I costi della crisi bancaria europea per il contribuente peggiorano ulteriormente includendo il peso delle Landesbank tedesche, che in sette anni hanno ricevuto dai soci (per lo più pubblici) 25,3 miliardi, e delle casse di risparmio spagnole, che hanno ceduto alla pubblica Sareb 39 miliardi netti di posizioni deteriorate. A differenza di quello di Atene, i salvataggi bancari non hanno trovato opposizione nè nel Nord e nè nel Sud dell’Europa.

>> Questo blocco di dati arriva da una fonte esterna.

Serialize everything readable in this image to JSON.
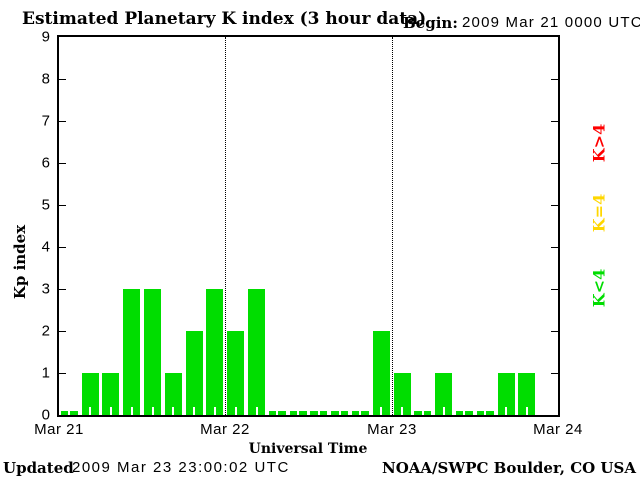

Quanto ai risultati di bilancio, oggi, con gli Usa già usciti dalla recessione e l’Europa che recupera con fatica, la redditività degli istituti del Vecchio continente è ferma al 4,3%, il 75% in meno rispetto agli anni pre crisi. Al contrario oltreoceano la redditività è risalita al 6,7%, il 55% in meno rispetto al precrisi. Risultato: nel 2014 gli utili delle maggiori banche statunitensi sono stati doppi rispetto a quelli dei principali istituti europei. Nello specifico, gli utili delle realtà Usa inserite nel campione sono stati pari al 18,2% dei ricavi, contro il 9,8% fatto registrare dal gruppo delle europee. A pesare, oltre ai minori costi di struttura (64,2% dei ricavi negli Usa, contro il 68,5% dell’Europa), sono state le svalutazioni dei crediti, limitate al 4,6% del totale negli Usa contro il 10,3% dell’Europa.
Infine, a sopresa, le banche con ritorni più elevati sono quelle che fanno più credito: in Europa le banche commerciali hanno un indice di redditività (return on equity) del 5,1% rispetto al 3% di quelle concentrate sulle attività finanziarie.